Hasil tidak gemilang yang diraih oleh Huddersfield pada musim 2015/2016 memang bukan sepenuhnya salah Wagner. Kondisi kesebelasan saat itu yang memang tidak begitu baik, sisa peninggalan dari manajer sebelumnya membuat ia tidak bisa berbuat banyak dan pada akhirnya hanya sanggup menahan Huddersfield agar tidak terdegredasi ke League One musim selanjutnya.
Memasuki musim 2016/2017, dengan proses penguatan skuat yang pelatih berusia 45 tahun itu lakukan, Huddersfield mulai berbenah.
Mengajak skuat menjadi survivor di sebuah pulau di Swedia
Memasuki musim 2016/2017, selain berbenah dengan mendatangkan beberapa pemain baru macam Chris Löwe, Christoper Schindler, Jack Payne, Rajiv van La Parra, serta lima pemain pinjaman yang menjadi pemain yang berpengaruh seperti Aaron Mooy (dipinjam dari Manchester City), Danny Ward (kiper pinjaman dari Liverpool), Elias Kachunga (Ingolstadt), Kasey Palmer, dan Isaiah Brown (keduanya dari Chelsea), Wagner melakukan sesuatu yang terbilang cukup unik.

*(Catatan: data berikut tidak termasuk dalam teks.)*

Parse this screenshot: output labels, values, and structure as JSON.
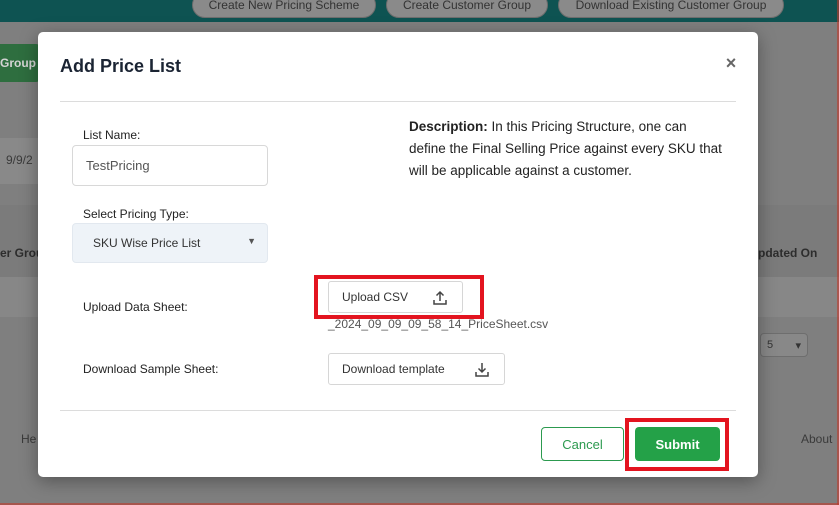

Ia membawa kesebelasannya melakukan sebuah perjalanan selama empat hari ke Swedia sebelum musim 2016/2017 dimulai. Selama empat hari, para pemain Huddersfield tinggal di sebuah pulau tak berpenghuni di lepas pantai Swedia. Di sana, mereka tidak dibekali oleh koneksi internet, sinyal telepon, kasur empuk, toilet, bahkan tidak dibekali listrik sama sekali.
"Kami benar-benar berada di alam liar ketika itu. Tak ada listrik, kasur empuk, internet, sinyal telepon, dan toilet. Jika kami lapar, kami harus segera mengambil alat pancing untuk memancing ikan. Jika kami kehausan, kami harus berjalan ke danau dan mengisi botol minum kami. Jika kedinginan, kami harus mencari kayu untuk membuat api," ujar Wagner tentang perjalanan empat hari ke Swedia bersama para pemainnya, seperti dilansir Daily Mail.
Walau harus menderita selama empat hari, tapi secara tidak langsung hal ini membuat para pemainnya menjalin sebuah ikatan yang begitu kuat. Ikatan inilah yang merekatkan para pemain Huddersfield, sehingga mereka bisa tampil begitu kompak di atas lapangan dalam ajang Divisi Championship 2016/2017.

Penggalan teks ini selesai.